Maine’s forest industry could enter a “second golden age” if it invests in making a diverse array of timber products, extending beyond paper and the traditional building materials that once buoyed the state’s economy, an industry group said Tuesday.
FOR/Maine, a coalition of people who have spent the past two years studying the industry’s future, outlined a blueprint Tuesday to help it rebound.
The panel of industry players and researchers hope their five-point plan will steer the once-prosperous industry to grow 40 percent over the next six years — from $8.5 billion to $12 billion by 2025.
The ambitious proposal, unveiled at the University of Maine’s School of Forest Resources, calls for a coordinated effort of both private and public partners to make major investments in a combination of traditional and innovative wood products, in an effort to reimagine the potential of Maine’s vast forest resources and replace income from a beleaguered paper manufacturing economy.
[As paper mills die, here’s how Maine’s loggers hope to survive]
“In the embers of that crisis is the seeds of regeneration,” said Yellow Light Breen, president and CEO of the Maine Development Foundation and a FOR/Maine Steering committee member.
Surviving in an increasingly paperless future will rely on a combination of traditional building materials — saw logs and paper — and emerging products, such as eco-friendly chemicals and biodegradable plastics, he said.
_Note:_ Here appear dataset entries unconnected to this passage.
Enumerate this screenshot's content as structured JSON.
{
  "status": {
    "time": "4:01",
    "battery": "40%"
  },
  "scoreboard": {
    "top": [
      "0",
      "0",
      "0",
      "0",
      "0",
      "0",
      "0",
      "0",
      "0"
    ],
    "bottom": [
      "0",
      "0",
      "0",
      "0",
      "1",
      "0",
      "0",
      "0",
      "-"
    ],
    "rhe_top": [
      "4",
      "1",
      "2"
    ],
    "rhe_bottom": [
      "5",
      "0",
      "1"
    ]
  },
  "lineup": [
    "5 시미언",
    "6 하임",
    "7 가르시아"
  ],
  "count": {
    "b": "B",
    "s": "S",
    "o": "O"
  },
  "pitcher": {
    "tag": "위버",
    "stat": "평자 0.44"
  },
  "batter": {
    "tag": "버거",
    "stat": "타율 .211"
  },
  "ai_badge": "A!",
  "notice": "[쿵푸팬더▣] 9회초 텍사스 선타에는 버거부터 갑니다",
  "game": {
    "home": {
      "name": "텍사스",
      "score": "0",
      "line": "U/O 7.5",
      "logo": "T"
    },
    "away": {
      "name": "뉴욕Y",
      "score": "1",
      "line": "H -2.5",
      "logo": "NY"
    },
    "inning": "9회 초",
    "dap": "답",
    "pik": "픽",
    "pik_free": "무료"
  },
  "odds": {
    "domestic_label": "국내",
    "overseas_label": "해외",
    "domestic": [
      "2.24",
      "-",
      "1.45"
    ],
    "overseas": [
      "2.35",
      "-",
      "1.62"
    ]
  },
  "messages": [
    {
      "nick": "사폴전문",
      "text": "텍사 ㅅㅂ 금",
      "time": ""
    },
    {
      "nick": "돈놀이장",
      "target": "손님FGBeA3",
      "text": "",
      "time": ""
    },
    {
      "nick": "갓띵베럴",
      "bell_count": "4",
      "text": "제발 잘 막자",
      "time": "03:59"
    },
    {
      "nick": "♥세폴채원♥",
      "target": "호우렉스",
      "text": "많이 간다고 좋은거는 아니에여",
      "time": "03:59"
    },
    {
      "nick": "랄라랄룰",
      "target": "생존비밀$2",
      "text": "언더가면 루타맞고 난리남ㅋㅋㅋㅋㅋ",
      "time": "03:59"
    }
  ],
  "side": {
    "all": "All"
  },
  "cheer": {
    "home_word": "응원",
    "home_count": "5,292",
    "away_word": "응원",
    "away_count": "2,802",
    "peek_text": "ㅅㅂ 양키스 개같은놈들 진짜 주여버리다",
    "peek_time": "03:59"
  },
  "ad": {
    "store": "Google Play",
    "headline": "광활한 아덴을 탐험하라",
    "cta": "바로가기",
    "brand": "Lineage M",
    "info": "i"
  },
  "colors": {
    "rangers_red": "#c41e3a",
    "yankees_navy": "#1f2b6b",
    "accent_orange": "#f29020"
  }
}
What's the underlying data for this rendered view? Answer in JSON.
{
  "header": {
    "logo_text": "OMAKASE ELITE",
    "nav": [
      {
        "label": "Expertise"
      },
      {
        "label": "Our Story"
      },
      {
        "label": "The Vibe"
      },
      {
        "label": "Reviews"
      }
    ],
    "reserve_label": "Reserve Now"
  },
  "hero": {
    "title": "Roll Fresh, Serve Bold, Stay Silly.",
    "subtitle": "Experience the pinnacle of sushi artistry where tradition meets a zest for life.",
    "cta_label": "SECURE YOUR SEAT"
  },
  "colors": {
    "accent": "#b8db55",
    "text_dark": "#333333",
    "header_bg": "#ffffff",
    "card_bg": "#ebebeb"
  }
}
Many of those newer products — which some Maine-based entrepreneurs have already invested in — are produced from the byproducts of traditional wood manufacturing.
“The products coming out of Maine forests in the future may look radically different,” Charlotte Mace, executive director of Biobased Maine, said.
The industry in Maine, the country’s most forested state, is already moving in that direction, with some major investments in mills being made in the past year. But progress has been slow. As the demand for paper continues to drop, Maine has watched its paper mills die and emerging alternatives — such as a shift toward packaging and tissue products — have yet to offset the economic loss.
[How the Bangor region could manufacture a new type of timber to replace steel and cement]
Plans to build bioproducts parks around four largely state-subsidized biofuel plants are also still fledgling. In June, Aroostook County generator ReEnergy said they could shut down this fall, and generator Stored Solar has had outages lasting months this year.
The group Tuesday promoted a more aerial view of their plan rather than chart it in specific details — they did not put a number on how much money it would take to bring their 40 percent goal to fruition. Instead, FOR/Maine co-chair Patrick Strauch cited a handful of operations or organizations that have made recent multimillion dollar investments to revitalize existing or former mills.
Panelists said two years of planning and “hardcore” research went into their five-point list of recommendations:
— Investing in Maine’s existing forest product economy;
— Promoting sustainable forestry practices;
— Developing a larger workforce;
— Supporting the rural communities where the industry’s future lies but mills closures have left hard-hit; and
— Finding public sector partners willing to help achieve this broad-reaching plan.
That strategy hinges largely the state’s willingness to embrace change and pay for technological investments — a process that could be as simple as adding a new product line onto an existing mill’s infrastructure to investing in a new piece of technology that’s still in the infancy of its research and development, Breen said.
A full version of the report is available online.
[Montana firm eyes $22 million Maine expansion for high-tech timber]
Courting buy-in — and a workforce — from communities that have built their identities around paper will be critical. Peggy Daigle, an East Millinocket selectwoman and retired town manager who has worked for four different paper mill communities, said it won’t be easy.
“I think leadership is a big issue — not just federal [and] state, but local, too,” Daigle said.
A former mill town such as East Millinocket — nicknamed the “town that paper made” — might shy away from “hokey” new products that bear little resemblance to the products and technologies of Maine’s heritage lumber industry, she suggested.
“[But] If we stay doing the same old things and expect different results,” she added, “I think someone has coined that as the definition of being insane.”